3. Kommunikationsmedium "Sprache"

"Das grundlegende Kommunikationsmedium, das die reguläre, mit Fortsetzung rechnende Autopoiesis der Gesellschaft garantiert, ist die Sprache." (Luhmann: Die Gesellschaft der Gesellschaft, S. 205). Denn dieses akustische Medium

  • koppelt das Bewusstseinssystem strukturell mit dem Kommunikationssystem
  • ermöglicht die Beobachtung des Unterschiedes von "Mitteilung" und "Information" , anders gesagt: die Unterscheidung von Laut und Sinn, also das "Verstehen"
  • stellt "für alles was gesagt wird, eine positive und negative Fassung zur Verfügung" (GdG, S. 221) und sichert durch diese "binäre Codierung" die Fortsetzung der Kommunikation.

4. Sekundäres Speicher- und Verbreitungsmedium "Schrift"

"Sprachliche Kommunikation ist also zunächst: Prozessieren von Sinn im Medium der Lautlichkeit" (GdG, S. 213) fasst Luhmann zusammen, und man könnte fortführen: Schriftliche Kommunikation ist daran anschließendes Prozessieren von Sinn im Medium der Bildlichkeit.
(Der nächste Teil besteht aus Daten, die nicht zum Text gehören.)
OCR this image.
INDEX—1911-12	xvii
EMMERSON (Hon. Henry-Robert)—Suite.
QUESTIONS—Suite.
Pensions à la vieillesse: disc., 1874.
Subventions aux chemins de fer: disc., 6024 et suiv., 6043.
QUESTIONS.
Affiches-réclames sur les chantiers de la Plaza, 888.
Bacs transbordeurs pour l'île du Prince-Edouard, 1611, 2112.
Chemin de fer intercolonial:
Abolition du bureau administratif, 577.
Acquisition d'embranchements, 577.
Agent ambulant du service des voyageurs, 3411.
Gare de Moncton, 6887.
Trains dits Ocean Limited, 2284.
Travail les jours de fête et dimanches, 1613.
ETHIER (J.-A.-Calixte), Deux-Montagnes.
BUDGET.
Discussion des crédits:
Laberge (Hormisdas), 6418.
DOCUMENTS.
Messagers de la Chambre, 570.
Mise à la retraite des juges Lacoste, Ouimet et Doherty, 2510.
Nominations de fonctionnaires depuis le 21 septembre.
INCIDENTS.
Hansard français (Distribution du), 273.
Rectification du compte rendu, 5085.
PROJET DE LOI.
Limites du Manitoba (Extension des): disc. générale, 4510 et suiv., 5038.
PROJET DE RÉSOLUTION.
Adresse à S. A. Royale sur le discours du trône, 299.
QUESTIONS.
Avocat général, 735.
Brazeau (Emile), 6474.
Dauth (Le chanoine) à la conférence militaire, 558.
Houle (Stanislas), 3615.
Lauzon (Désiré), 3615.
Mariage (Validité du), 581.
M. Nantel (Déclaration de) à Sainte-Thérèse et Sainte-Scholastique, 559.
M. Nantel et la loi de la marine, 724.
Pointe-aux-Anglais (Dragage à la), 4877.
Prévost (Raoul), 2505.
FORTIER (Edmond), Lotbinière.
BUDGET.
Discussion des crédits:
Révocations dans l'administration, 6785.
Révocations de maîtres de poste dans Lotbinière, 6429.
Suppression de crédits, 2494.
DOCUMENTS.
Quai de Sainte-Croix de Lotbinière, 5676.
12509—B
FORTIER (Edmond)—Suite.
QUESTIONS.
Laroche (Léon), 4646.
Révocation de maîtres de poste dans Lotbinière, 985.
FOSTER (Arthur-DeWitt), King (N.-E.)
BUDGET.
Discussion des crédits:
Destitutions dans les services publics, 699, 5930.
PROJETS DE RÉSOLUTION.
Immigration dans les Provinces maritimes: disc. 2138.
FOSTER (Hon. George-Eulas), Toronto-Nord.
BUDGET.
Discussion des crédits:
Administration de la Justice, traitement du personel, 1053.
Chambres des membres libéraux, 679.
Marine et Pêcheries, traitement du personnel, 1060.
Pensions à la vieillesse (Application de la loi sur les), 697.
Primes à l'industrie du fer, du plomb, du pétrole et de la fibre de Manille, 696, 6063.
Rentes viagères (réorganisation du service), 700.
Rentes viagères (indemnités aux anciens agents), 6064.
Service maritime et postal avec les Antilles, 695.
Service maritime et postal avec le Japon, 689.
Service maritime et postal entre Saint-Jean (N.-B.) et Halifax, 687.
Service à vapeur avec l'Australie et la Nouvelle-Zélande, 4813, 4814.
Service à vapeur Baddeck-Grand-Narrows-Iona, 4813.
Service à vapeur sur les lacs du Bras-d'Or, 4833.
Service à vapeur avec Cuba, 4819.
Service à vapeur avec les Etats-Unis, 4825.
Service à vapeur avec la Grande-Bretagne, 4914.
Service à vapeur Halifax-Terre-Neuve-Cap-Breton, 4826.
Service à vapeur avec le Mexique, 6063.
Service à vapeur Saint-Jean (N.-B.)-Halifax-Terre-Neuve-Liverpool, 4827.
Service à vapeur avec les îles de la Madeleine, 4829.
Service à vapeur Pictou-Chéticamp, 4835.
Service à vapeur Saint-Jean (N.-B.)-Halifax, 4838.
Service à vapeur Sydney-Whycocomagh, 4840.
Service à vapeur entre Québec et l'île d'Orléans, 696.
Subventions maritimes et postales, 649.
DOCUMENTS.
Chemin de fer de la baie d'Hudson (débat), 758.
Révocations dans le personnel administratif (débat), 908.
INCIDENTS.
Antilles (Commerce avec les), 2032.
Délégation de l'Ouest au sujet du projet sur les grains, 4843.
Denn Luhmann definiert das Medium Schrift als eine "Umsetzung der Sprache in ein optisches Medium" (GdG, S. 256), und damit als ein sekundäres Kommunikationsmedium.

"Während die Sprache ganz allgemein ihre Form als Differenz von Laut und Sinn findet, ermöglicht die Schrift eine Symbolisierung genau dieser Differenz in einem anderen Wahrnehmungsmedium, im Medium der Optik. (...) das heisst: Schriftzeichen bringen die Einheit einer Unterscheidung zum Ausdruck, und zwar so, dass mit der Einheit weiter operiert werden kann, also andere Unterscheidungen getroffen werden können. Mit Schrift kann man ganz neuartige Operationen durchführen, nämlich lesen und schreiben, und dies genau deshalb, weil in diesen Operationen nicht zwischen Laut und Sinn, sondern zwischen Buchstabenkombinationen und Sinn unterschieden werden muß." (GdG, S. 255f.)

Schrift lässt nach Luhmann "zwar den Zusammenhang der beiden Selektionen Information und Mitteilung intakt und eignet sich deshalb für Kommunikation. Aber sie ermöglicht eine Vertagung des Verstehens und dessen interaktionsfreie Realisierung irgendwann, irgendwo, durch irgendwen. Sie vergrößert als Verbreitungsmedium die Reichweite der sozialen Redundanz." (GdG, S. 258.)

5. Diskussionsanregung:
Druck als Medium?

Luhmann definiert den (Buch-)Druck ebenso wie die Schrift als Verbreitungsmedium. Eigentlich stellt der Druck jedoch Druck als Medium "nur" die technisch realisierte (Re-)Produktion des Mediums "Schrift" dar. Das neue Medium wäre eigentlich die "Druck-Schrift", die sich vor dem Hintergrund der "Hand-Schrift" im Zuge der Technisierung ausdifferenziert. Der von Luhmann in seiner Theorie an dieser Stelle vollzogene Bruch in der Beobachtung: vom Medium hin zur Medienreproduktion, kann hinterfragt werden. Die Adaption der Luhmannschen Medienkonzeption in Hinblick auf die Ausweitung des Verbreitungsmedien-Begriffs auf das Medium "Buch" und das "Internet" steht damit in engem Zusammenhang. Konservativ argumentiert müsste man kritisch feststellen: Was bleibt, ist das optische Medium "Schrift". Was sich ändert, ist die Art der Reproduktion (und damit der Präsentation) dieses Mediums.